Search code examples
pythonpysparkrddsimilarity

Pyspark: Converting RDD to RowMatrix


I have an RDD of the form (id1,id2,score). The top(5) rows look like

[(41955624, 42044497, 3.913625989045223e-06),
(41955624, 42039940, 0.0001018890937469129),
(41955624, 42037797, 7.901647831291928e-05),
(41955624, 42011137, -0.00016191403038589588),
(41955624, 42006663, -0.0005302800991148567)]

I want to calculate similarity between id2 members based on scores. I'd like to use RowMatrix.columnSimilarity, but I need to convert it to a RowMatrix first. I want the matrix to be structured id1 x id2 -- i.e., make a row id out of id1 and a column id out of id2.

If my data was smaller I could convert it to a Pyspark dataframe and then use pivot like

rdd_df.groupBy("id1").pivot("id2").sum("score")

but that borks with over 10,000 distinct id2, and I have much more than that.

The naive rdd_Mat = la.RowMatrix(red) brings the data in as a 3-column matrix, which isn't what I want.

Thanks a lot.


Solution

  • The structure of your data more closely resembles the structure of a CoordinateMatrix, which is basically a wrapper for an RDD of (long, long, float) tuples.
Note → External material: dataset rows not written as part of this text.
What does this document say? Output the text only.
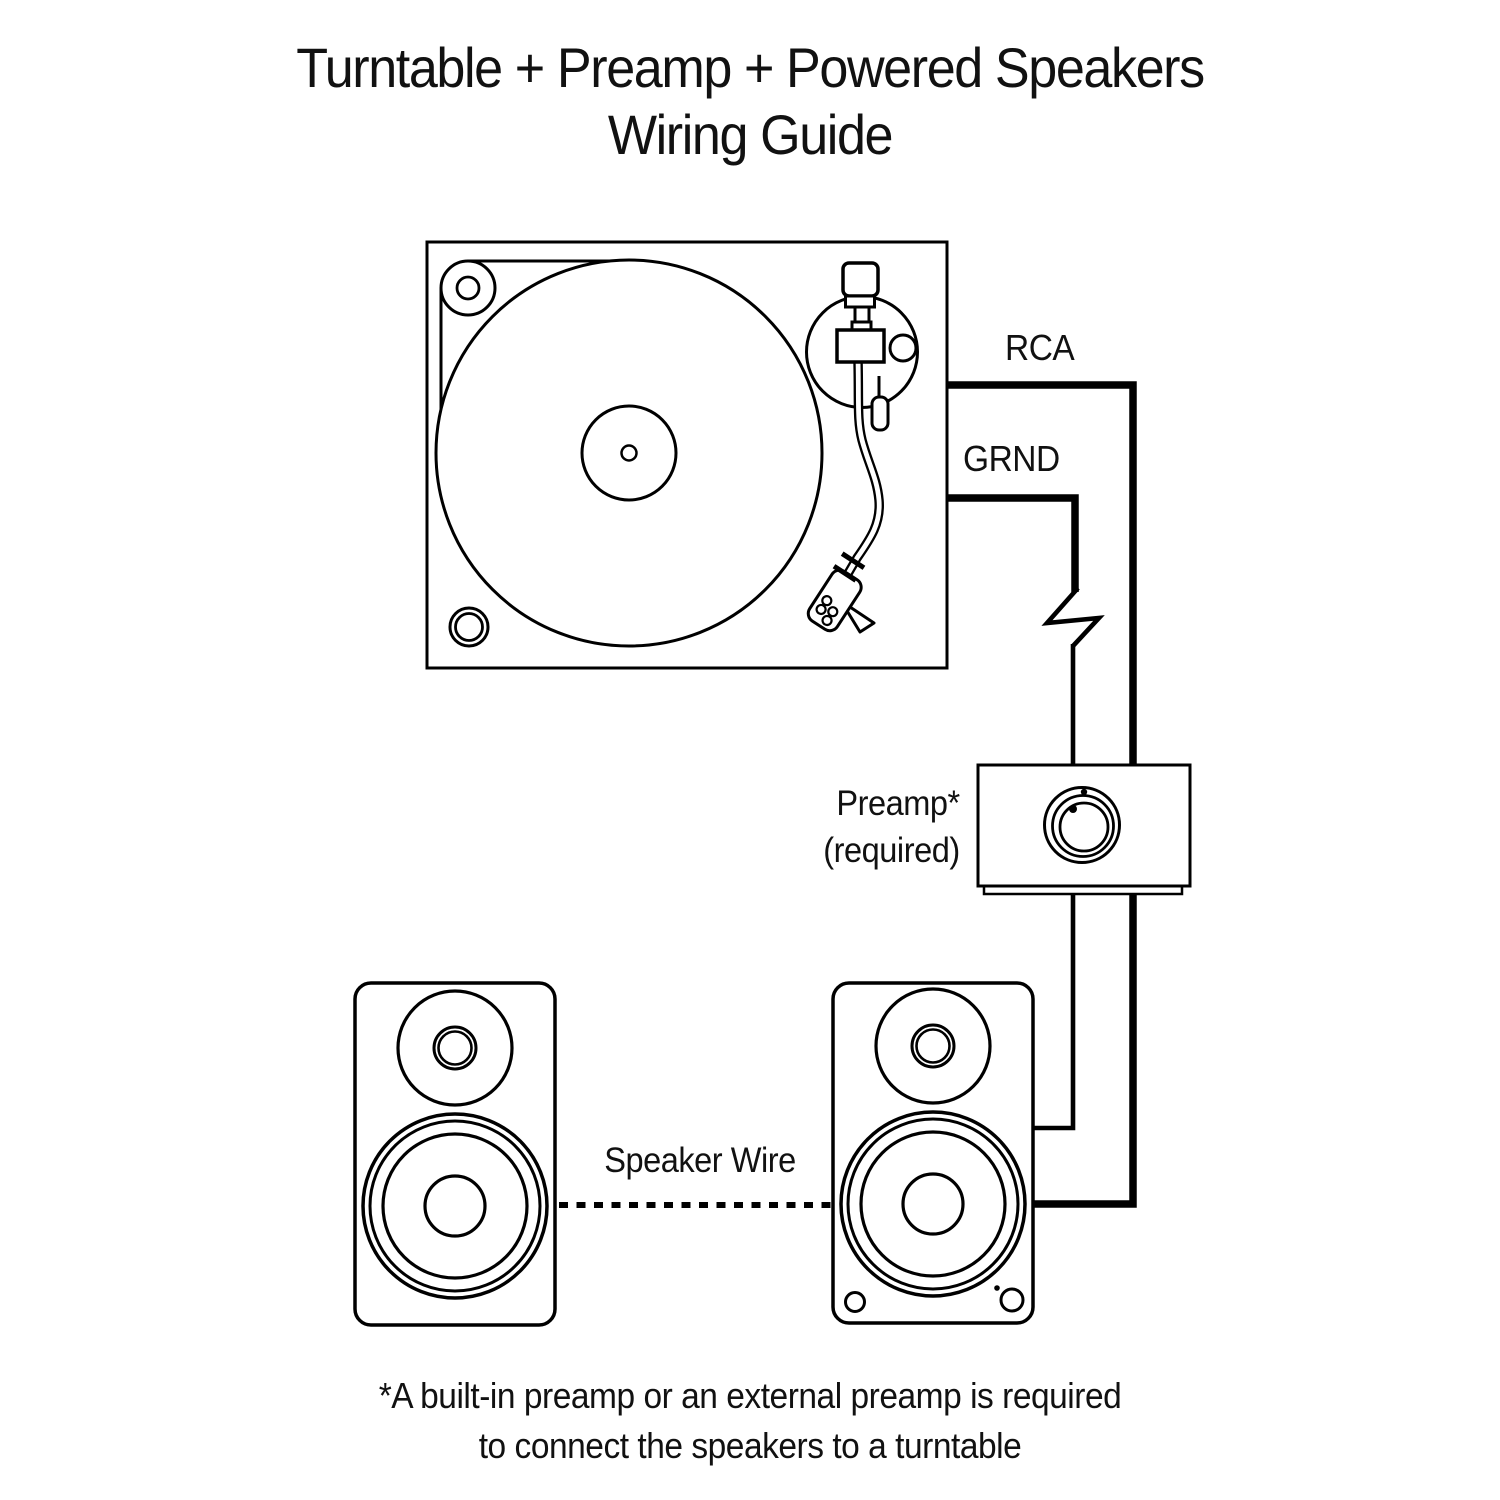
Turntable + Preamp + Powered Speakers
Wiring Guide
RCA
GRND
Preamp*
(required)
Speaker Wire
*A built-in preamp or an external preamp is required
to connect the speakers to a turntable
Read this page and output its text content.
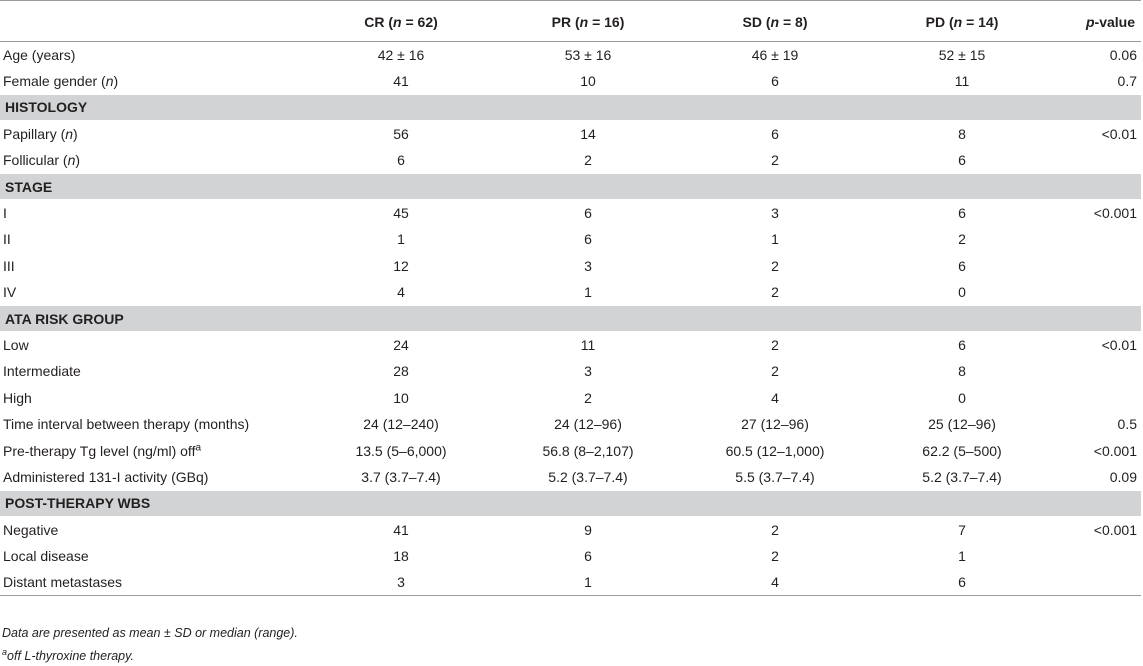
	CR (n = 62)	PR (n = 16)	SD (n = 8)	PD (n = 14)	p-value
Age (years)	42 ± 16	53 ± 16	46 ± 19	52 ± 15	0.06
Female gender (n)	41	10	6	11	0.7
HISTOLOGY					
Papillary (n)	56	14	6	8	<0.01
Follicular (n)	6	2	2	6	
STAGE					
I	45	6	3	6	<0.001
II	1	6	1	2	
III	12	3	2	6	
IV	4	1	2	0	
ATA RISK GROUP					
Low	24	11	2	6	<0.01
Intermediate	28	3	2	8	
High	10	2	4	0	
Time interval between therapy (months)	24 (12–240)	24 (12–96)	27 (12–96)	25 (12–96)	0.5
Pre-therapy Tg level (ng/ml) off$^a$	13.5 (5–6,000)	56.8 (8–2,107)	60.5 (12–1,000)	62.2 (5–500)	<0.001
Administered 131-I activity (GBq)	3.7 (3.7–7.4)	5.2 (3.7–7.4)	5.5 (3.7–7.4)	5.2 (3.7–7.4)	0.09
POST-THERAPY WBS					
Negative	41	9	2	7	<0.001
Local disease	18	6	2	1	
Distant metastases	3	1	4	6	
Data are presented as mean ± SD or median (range).
$^a$off L-thyroxine therapy.
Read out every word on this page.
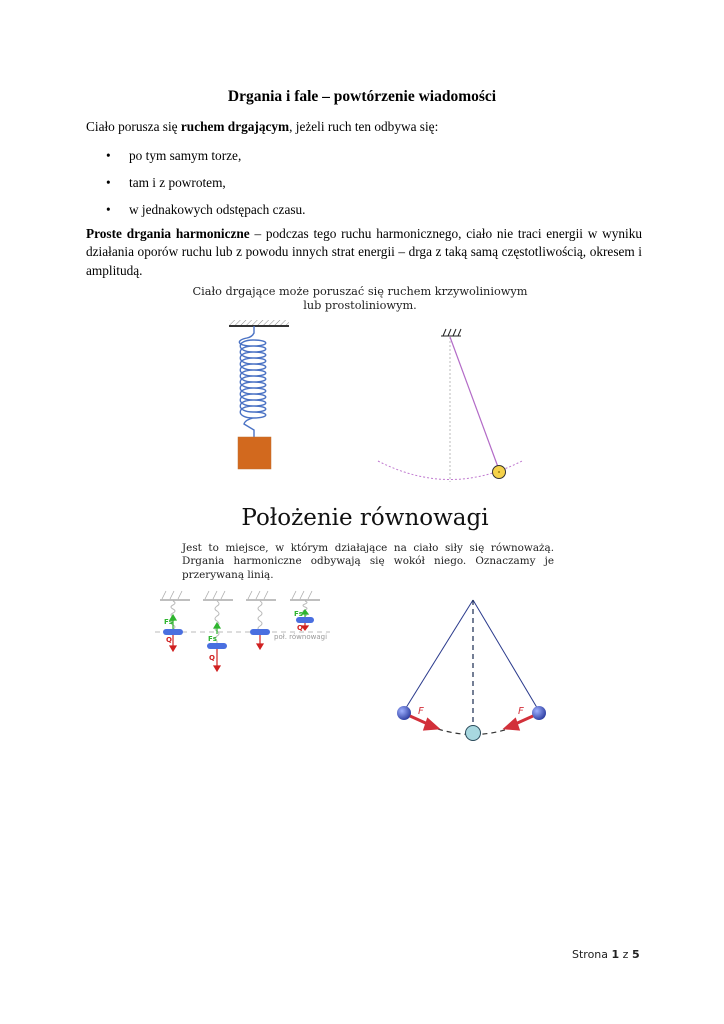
Drgania i fale – powtórzenie wiadomości
Ciało porusza się ruchem drgającym, jeżeli ruch ten odbywa się:
• po tym samym torze,
• tam i z powrotem,
• w jednakowych odstępach czasu.
Proste drgania harmoniczne – podczas tego ruchu harmonicznego, ciało nie traci energii w wyniku działania oporów ruchu lub z powodu innych strat energii – drga z taką samą częstotliwością, okresem i amplitudą.
Ciało drgające może poruszać się ruchem krzywoliniowym
lub prostoliniowym.
Położenie równowagi
Jest to miejsce, w którym działające na ciało siły się równoważą. Drgania harmoniczne odbywają się wokół niego. Oznaczamy je przerywaną linią.
Fs
Q	Fs
Q
Fs
Q
poł. równowagi
F	F
Strona 1 z 5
Because of this, you can very easily create a CoordinetMatrix from your existing RDD.

    from pyspark.mllib.linalg.distributed import CoordinateMatrix
    
    cmat=CoordinateMatrix(yourRDD)
    

    Furthermore, since you originally asked for a RowMatrix, pyspark provides a way to easily convert between matrix types:

    rmat=cmat.toRowMatrix()
    

    giving you the desired RowMatrix.